La tercera y última parte era la de encontrarnos otra vez con el solicitante y leer la carta, a veces en voz alta porque querían recitarla, otras en silencio, hacia adentro. Como fuera, tenía que ocurrir que el dueño de la carta se conmoviera, que sintiera un sacudón chiquito, un golpecito en el estómago, un escalofrío. Tenía que sentir que la sentía suya, a la carta. A veces me salía mal: negaban con la cabeza y me explicaban que no era eso lo que esperaban, que jamás pasaría ella o él de la primera línea por cursi, por seca o por escribir tan en difícil. Entonces había que hacerla de nuevo cuidando los detalles para que las o los destinatarios no sospecharan la trampa de mi voz diciendo detrás de los renglones. Pero la mayoría de las veces terminaban de leerla, emocionados, y me agradecían de todas las formas, como si yo hubiera inventado todas las palabras del mundo, como si les hubiese descubierto un atajo para llegar a alguna parte, construyéndoles un amor a medida, como si fuera mérito de mi letra que quisieran hasta el colmo. Siempre me regalaban algo a cambio: un libro, golosinas, una cerveza, un cuaderno en blanco o una pulserita de macramé.
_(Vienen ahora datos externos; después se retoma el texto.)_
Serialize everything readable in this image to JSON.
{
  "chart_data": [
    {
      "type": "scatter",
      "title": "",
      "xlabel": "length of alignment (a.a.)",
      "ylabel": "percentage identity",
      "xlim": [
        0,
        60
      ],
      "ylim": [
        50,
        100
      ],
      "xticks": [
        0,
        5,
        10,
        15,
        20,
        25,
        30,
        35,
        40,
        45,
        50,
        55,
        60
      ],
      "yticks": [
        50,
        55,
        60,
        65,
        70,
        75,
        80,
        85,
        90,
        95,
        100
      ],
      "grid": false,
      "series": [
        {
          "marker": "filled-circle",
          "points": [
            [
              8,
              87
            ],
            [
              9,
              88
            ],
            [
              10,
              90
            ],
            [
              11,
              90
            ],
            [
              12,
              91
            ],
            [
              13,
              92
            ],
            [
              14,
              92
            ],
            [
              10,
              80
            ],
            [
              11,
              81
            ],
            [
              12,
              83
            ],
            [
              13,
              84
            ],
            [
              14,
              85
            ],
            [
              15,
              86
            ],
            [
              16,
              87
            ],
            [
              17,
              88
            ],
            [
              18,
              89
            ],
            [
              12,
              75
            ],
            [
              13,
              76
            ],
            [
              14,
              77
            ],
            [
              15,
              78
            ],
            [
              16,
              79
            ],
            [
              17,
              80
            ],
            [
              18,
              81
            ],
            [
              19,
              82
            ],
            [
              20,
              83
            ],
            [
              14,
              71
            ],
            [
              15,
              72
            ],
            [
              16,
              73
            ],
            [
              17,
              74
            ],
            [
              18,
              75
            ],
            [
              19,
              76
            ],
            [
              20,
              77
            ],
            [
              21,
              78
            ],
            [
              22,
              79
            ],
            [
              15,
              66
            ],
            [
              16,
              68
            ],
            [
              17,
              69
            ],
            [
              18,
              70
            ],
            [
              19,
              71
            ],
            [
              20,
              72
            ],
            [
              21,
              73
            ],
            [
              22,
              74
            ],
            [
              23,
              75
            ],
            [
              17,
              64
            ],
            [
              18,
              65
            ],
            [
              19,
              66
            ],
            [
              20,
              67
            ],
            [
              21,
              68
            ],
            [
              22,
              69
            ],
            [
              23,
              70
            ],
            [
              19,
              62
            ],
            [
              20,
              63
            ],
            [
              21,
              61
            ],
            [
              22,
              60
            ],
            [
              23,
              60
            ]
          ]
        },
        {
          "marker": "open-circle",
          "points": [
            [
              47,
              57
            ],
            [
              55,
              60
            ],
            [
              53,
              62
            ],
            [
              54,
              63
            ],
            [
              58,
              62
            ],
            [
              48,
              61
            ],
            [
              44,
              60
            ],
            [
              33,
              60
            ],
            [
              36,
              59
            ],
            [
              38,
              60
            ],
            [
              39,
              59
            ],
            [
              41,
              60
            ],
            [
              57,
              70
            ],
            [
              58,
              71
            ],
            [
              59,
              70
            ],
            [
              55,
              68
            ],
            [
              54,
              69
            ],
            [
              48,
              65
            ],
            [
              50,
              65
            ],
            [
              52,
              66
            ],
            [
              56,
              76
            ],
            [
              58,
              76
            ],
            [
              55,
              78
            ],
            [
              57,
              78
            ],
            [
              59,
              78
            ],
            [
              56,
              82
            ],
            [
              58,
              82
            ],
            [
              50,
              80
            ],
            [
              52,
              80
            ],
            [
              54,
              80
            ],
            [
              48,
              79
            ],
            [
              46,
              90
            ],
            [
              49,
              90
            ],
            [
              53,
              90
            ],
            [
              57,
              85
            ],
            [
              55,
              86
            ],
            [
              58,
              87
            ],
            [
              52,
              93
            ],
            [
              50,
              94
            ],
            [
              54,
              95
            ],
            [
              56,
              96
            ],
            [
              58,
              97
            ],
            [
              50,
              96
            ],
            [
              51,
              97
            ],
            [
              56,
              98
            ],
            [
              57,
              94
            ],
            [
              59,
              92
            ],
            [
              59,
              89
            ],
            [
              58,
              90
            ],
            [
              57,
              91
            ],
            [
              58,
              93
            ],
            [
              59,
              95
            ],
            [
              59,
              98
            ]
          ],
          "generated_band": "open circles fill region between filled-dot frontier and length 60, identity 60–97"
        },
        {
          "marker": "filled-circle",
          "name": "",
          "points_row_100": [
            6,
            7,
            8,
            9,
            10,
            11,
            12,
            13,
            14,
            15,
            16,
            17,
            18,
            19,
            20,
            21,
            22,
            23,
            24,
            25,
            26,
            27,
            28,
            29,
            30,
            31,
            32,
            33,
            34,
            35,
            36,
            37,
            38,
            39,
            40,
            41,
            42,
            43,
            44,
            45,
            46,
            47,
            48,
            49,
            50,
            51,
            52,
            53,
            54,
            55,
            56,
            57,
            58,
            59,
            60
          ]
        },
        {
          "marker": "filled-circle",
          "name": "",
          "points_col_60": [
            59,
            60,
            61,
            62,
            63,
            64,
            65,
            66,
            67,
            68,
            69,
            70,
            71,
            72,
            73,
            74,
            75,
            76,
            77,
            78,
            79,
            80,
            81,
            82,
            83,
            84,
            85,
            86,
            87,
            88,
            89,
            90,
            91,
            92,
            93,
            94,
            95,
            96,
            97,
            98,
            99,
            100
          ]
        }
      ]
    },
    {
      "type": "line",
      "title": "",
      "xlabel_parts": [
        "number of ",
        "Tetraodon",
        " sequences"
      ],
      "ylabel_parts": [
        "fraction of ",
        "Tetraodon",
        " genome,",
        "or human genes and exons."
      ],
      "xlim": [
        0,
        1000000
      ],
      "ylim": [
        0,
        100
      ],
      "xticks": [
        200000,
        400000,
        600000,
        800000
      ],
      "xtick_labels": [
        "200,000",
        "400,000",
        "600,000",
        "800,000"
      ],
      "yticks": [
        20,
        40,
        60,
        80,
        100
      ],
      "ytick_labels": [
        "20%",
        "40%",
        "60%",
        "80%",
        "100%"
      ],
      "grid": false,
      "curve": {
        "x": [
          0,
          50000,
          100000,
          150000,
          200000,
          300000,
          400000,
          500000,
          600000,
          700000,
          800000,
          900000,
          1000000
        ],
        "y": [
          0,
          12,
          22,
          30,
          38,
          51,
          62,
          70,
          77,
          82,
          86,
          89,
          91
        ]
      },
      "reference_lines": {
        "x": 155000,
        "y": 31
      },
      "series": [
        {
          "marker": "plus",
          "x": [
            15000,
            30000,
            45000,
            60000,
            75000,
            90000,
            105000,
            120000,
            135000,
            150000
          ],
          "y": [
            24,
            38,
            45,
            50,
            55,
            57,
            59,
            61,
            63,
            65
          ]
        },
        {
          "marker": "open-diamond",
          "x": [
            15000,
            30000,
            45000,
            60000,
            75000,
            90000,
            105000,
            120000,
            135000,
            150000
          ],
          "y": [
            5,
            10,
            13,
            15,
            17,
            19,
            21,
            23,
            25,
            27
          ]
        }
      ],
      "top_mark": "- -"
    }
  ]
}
Yo quedaba como empachada de historias ajenas, conmovida, triste, esperanzada, agotada y, hasta a veces, harta. Escuché cosas que me helaron el pecho porque iban hacia adentro, y otras ardientes, más cerca de la piel, que es mejor no reproducir. Todas me parecían escribibles, aun las más chatas, porque tenían una manera de ser contadas que hacía todo lo demás: lo que los enamorados encargadores de cartas decían iba siempre a bordo de un barco embrujado o de un caballo místico de cuento de otro mundo. Su amor los movía a encargar una carta que delirara con ellos, los convertía en personajes insólitos y buenos, y al objeto de su idilio, en una especie de excepción casi mágica, la chica más linda de la ciudad, el tipo más interesante de todos.
Al día de hoy conservo algunos borradores y confieso que, ya de mayor, reciclé algunas cartas que había escrito para absolutos desconocidos, esta vez encabezadas por nombres que quise yo, sin encargos. Pero sólo algunas. La mayoría de esas cartas me suenan a viejo porque dicen bruto y acelerado lo que después aprendí a decir despacito y dibujado, y huelen a chicle de tutti-fruti y a bolsillos del delantal, a la época en que el amor era un mensaje manuscrito en una hoja Rivadavia.
De mis tiempos de Cyrano de secundaria me quedaron las historias más insólitas, cierto gusto por los amores imposibles y algo así como la vocación.